The need for icebreakers in the Arctic stems from the rapid disappearance of ice in those waters. More water means more shipping traffic through the Bering Strait and other Arctic waterways. It also means massive untapped mineral reserves will be available to nations that border the Arctic, including the U.S. and Russia, creating a rush to stake sovereignty claims.

The mission of protecting U.S. sovereignty and its citizens and shipping should fall to the Coast Guard, Papp said.

“That’s our responsibility,” he said. “It’s water — we’re concerned about there being more water and more activity on the water; it’s clearly a Coast Guard responsibility.

“So, I feel the need to advocate for restoring our icebreakers or replacing them.”

The service’s heavy icebreakers, Polar Star and Polar Sea, have both been sidelined.

The Coast Guard announced in July that Polar Sea had suffered an engine breakdown and would likely be out of service until January. Polar Star is undergoing repairs and renovation and will out of service until 2013.

As a result, Papp said, the Coast Guard is suffering a brain drain of sorts, losing institutional knowledge about icebreaking operations.
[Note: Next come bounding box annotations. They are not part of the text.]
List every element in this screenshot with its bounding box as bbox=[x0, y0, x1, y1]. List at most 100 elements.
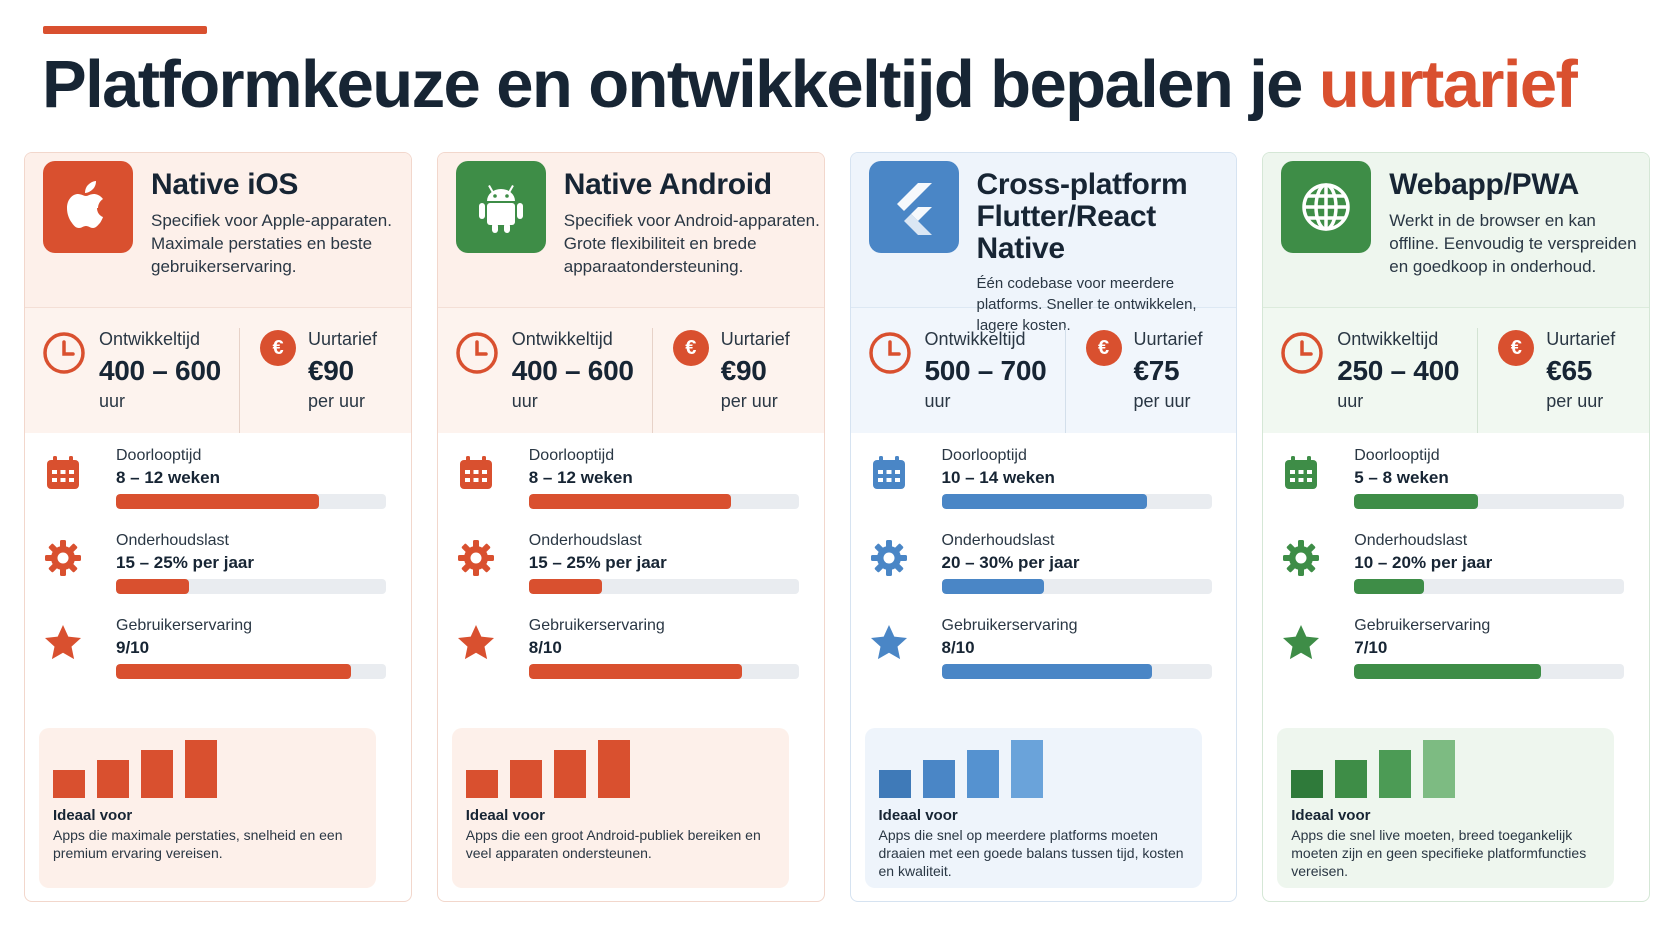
stat-value: 20 – 30% per jaar bbox=[941, 553, 1080, 572]
stat-onderhoudslast: Onderhoudslast 10 – 20% per jaar bbox=[1281, 530, 1649, 615]
dev-time-metric: Ontwikkeltijd 400 – 600 uur bbox=[25, 328, 240, 433]
bar bbox=[465, 770, 498, 798]
progress-fill bbox=[116, 664, 351, 679]
card-title: Native iOS bbox=[151, 168, 299, 201]
ideal-for-box: Ideaal voor Apps die snel op meerdere pl… bbox=[864, 728, 1202, 888]
stat-label: Doorlooptijd bbox=[528, 447, 615, 464]
android-icon bbox=[455, 161, 546, 253]
bar bbox=[141, 750, 173, 798]
progress-fill bbox=[116, 579, 189, 594]
stat-progress-bar bbox=[1354, 579, 1625, 594]
bar bbox=[1423, 740, 1456, 798]
stat-label: Gebruikerservaring bbox=[941, 617, 1078, 634]
calendar-icon bbox=[872, 456, 905, 489]
rate-value: €90 bbox=[720, 355, 767, 386]
bar bbox=[966, 750, 999, 798]
stat-value: 8/10 bbox=[941, 638, 975, 657]
stat-value: 8/10 bbox=[528, 638, 562, 657]
rate-metric: € Uurtarief €75 per uur bbox=[1066, 328, 1203, 433]
metrics-row: Ontwikkeltijd 400 – 600 uur € Uurtarief … bbox=[25, 308, 411, 433]
bar bbox=[1335, 760, 1368, 798]
stat-value: 15 – 25% per jaar bbox=[116, 553, 254, 572]
stat-gebruikerservaring: Gebruikerservaring 9/10 bbox=[43, 615, 411, 700]
stat-value: 5 – 8 weken bbox=[1354, 468, 1449, 487]
rate-label: Uurtarief bbox=[1133, 329, 1203, 349]
ideal-text: Apps die snel live moeten, breed toegank… bbox=[1291, 827, 1587, 879]
stats-list: Doorlooptijd 10 – 14 weken Onderhoudslas… bbox=[851, 433, 1237, 700]
stat-progress-bar bbox=[1354, 664, 1625, 679]
stat-label: Gebruikerservaring bbox=[116, 617, 253, 634]
ideal-text: Apps die maximale perstaties, snelheid e… bbox=[53, 827, 343, 861]
bar bbox=[597, 740, 630, 798]
card-description: Één codebase voor meerdere platforms. Sn… bbox=[976, 275, 1197, 334]
stat-progress-bar bbox=[1354, 494, 1625, 509]
bar bbox=[97, 760, 129, 798]
platform-cards: Native iOS Specifiek voor Apple-apparate… bbox=[24, 152, 1650, 902]
stat-progress-bar bbox=[941, 579, 1212, 594]
stat-onderhoudslast: Onderhoudslast 20 – 30% per jaar bbox=[869, 530, 1237, 615]
apple-icon bbox=[43, 161, 133, 253]
euro-icon: € bbox=[672, 330, 709, 366]
card-title: Native Android bbox=[563, 168, 772, 201]
calendar-icon bbox=[47, 456, 79, 489]
stat-label: Doorlooptijd bbox=[941, 447, 1027, 464]
card-description: Werkt in de browser en kan offline. Eenv… bbox=[1389, 211, 1637, 276]
rate-label: Uurtarief bbox=[720, 329, 790, 349]
stat-progress-bar bbox=[528, 579, 799, 594]
metrics-row: Ontwikkeltijd 250 – 400 uur € Uurtarief … bbox=[1263, 308, 1649, 433]
bar bbox=[922, 760, 955, 798]
clock-icon bbox=[456, 332, 498, 374]
rate-unit: per uur bbox=[1546, 391, 1604, 411]
calendar-icon bbox=[1285, 456, 1318, 489]
rate-metric: € Uurtarief €90 per uur bbox=[653, 328, 790, 433]
stat-value: 10 – 14 weken bbox=[941, 468, 1055, 487]
rate-label: Uurtarief bbox=[1546, 329, 1616, 349]
bar-graphic-icon bbox=[53, 740, 217, 798]
card-header: Webapp/PWA Werkt in de browser en kan of… bbox=[1263, 153, 1649, 308]
bar-graphic-icon bbox=[465, 740, 630, 798]
dev-time-unit: uur bbox=[1337, 391, 1364, 411]
stat-label: Onderhoudslast bbox=[1354, 532, 1468, 549]
ideal-for-box: Ideaal voor Apps die snel live moeten, b… bbox=[1277, 728, 1615, 888]
bar bbox=[53, 770, 85, 798]
progress-fill bbox=[941, 494, 1147, 509]
globe-icon bbox=[1281, 161, 1372, 253]
gear-icon bbox=[457, 540, 494, 576]
progress-fill bbox=[1354, 664, 1541, 679]
card-header: Native iOS Specifiek voor Apple-apparate… bbox=[25, 153, 411, 308]
stat-value: 15 – 25% per jaar bbox=[528, 553, 667, 572]
gear-icon bbox=[1283, 540, 1320, 576]
ideal-title: Ideaal voor bbox=[1291, 807, 1371, 824]
bar bbox=[1010, 740, 1043, 798]
stat-progress-bar bbox=[528, 664, 799, 679]
card-native-ios: Native iOS Specifiek voor Apple-apparate… bbox=[24, 152, 412, 902]
stats-list: Doorlooptijd 8 – 12 weken Onderhoudslast… bbox=[25, 433, 411, 700]
stat-label: Onderhoudslast bbox=[941, 532, 1055, 549]
stat-gebruikerservaring: Gebruikerservaring 8/10 bbox=[456, 615, 824, 700]
stat-progress-bar bbox=[116, 664, 386, 679]
bar bbox=[553, 750, 586, 798]
dev-time-unit: uur bbox=[511, 391, 538, 411]
card-header: Native Android Specifiek voor Android-ap… bbox=[437, 153, 824, 308]
rate-label: Uurtarief bbox=[308, 329, 378, 349]
gear-icon bbox=[870, 540, 907, 576]
card-description: Specifiek voor Apple-apparaten. Maximale… bbox=[151, 211, 392, 276]
stat-value: 10 – 20% per jaar bbox=[1354, 553, 1493, 572]
dev-time-value: 400 – 600 bbox=[511, 355, 634, 386]
title-accent-line bbox=[43, 26, 207, 34]
rate-unit: per uur bbox=[720, 391, 778, 411]
metrics-row: Ontwikkeltijd 500 – 700 uur € Uurtarief … bbox=[850, 308, 1237, 433]
gear-icon bbox=[45, 540, 81, 576]
rate-metric: € Uurtarief €65 per uur bbox=[1478, 328, 1615, 433]
card-webapp-pwa: Webapp/PWA Werkt in de browser en kan of… bbox=[1262, 152, 1650, 902]
dev-time-metric: Ontwikkeltijd 250 – 400 uur bbox=[1263, 328, 1479, 433]
page-title: Platformkeuze en ontwikkeltijd bepalen j… bbox=[42, 47, 1578, 122]
bar bbox=[1379, 750, 1412, 798]
star-icon bbox=[457, 625, 494, 660]
ideal-title: Ideaal voor bbox=[53, 807, 133, 824]
dev-time-value: 500 – 700 bbox=[924, 355, 1047, 386]
dev-time-metric: Ontwikkeltijd 500 – 700 uur bbox=[851, 328, 1066, 433]
dev-time-metric: Ontwikkeltijd 400 – 600 uur bbox=[438, 328, 653, 433]
stat-doorlooptijd: Doorlooptijd 5 – 8 weken bbox=[1281, 445, 1649, 530]
bar bbox=[1291, 770, 1324, 798]
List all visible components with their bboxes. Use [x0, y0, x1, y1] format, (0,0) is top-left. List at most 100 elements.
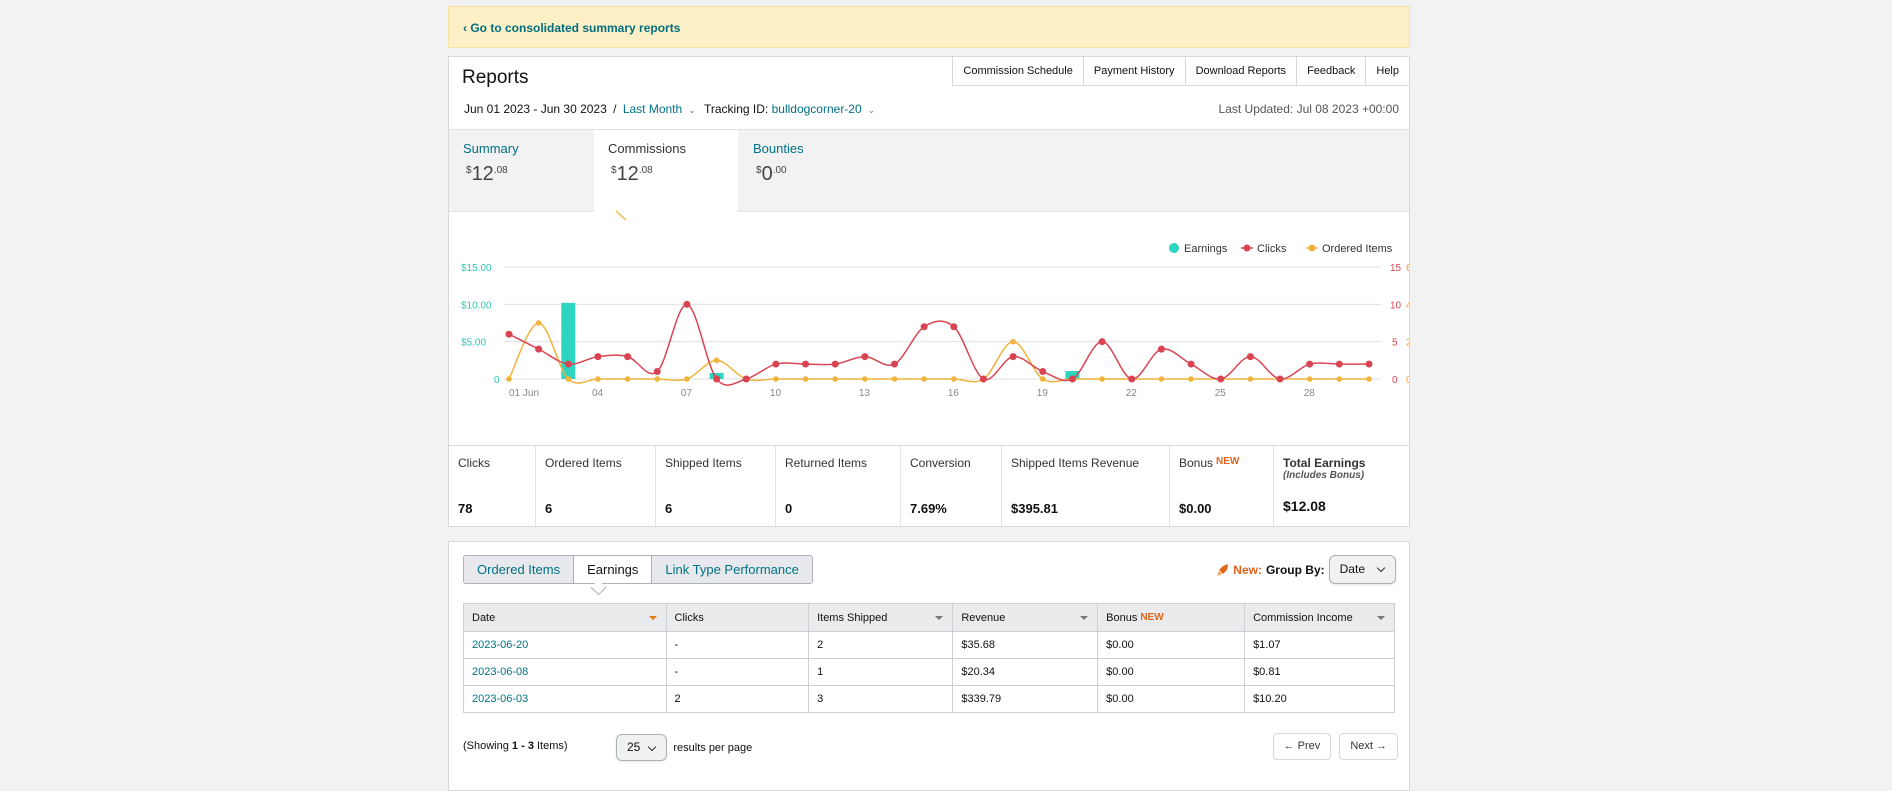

“Because of the condition of the icebreakers, we are rapidly losing that expertise, and we don’t have the resources to respond up there to a major emergency,” he said.

In addition to increased shipping traffic, Papp said as the ice recedes, standard Coast Guard services such as search-and-rescue missions will be required.

“I foresee greater numbers of fishing boats, even recreational boats going up there,” he said. “And we even have residents there already in towns such as Barrow [at Alaska’s northern tip].

“[These are people] who need to be supported by Coast Guard resources. We don’t have the resources right now.”

Papp said the Coast Guard had been evaluating what resources he would need to support an Arctic mission, but he noted that sending current assets up there presented a “zero-sum game.”

“If I were to put resources up there, it would have to come at the expense of another place,” he said.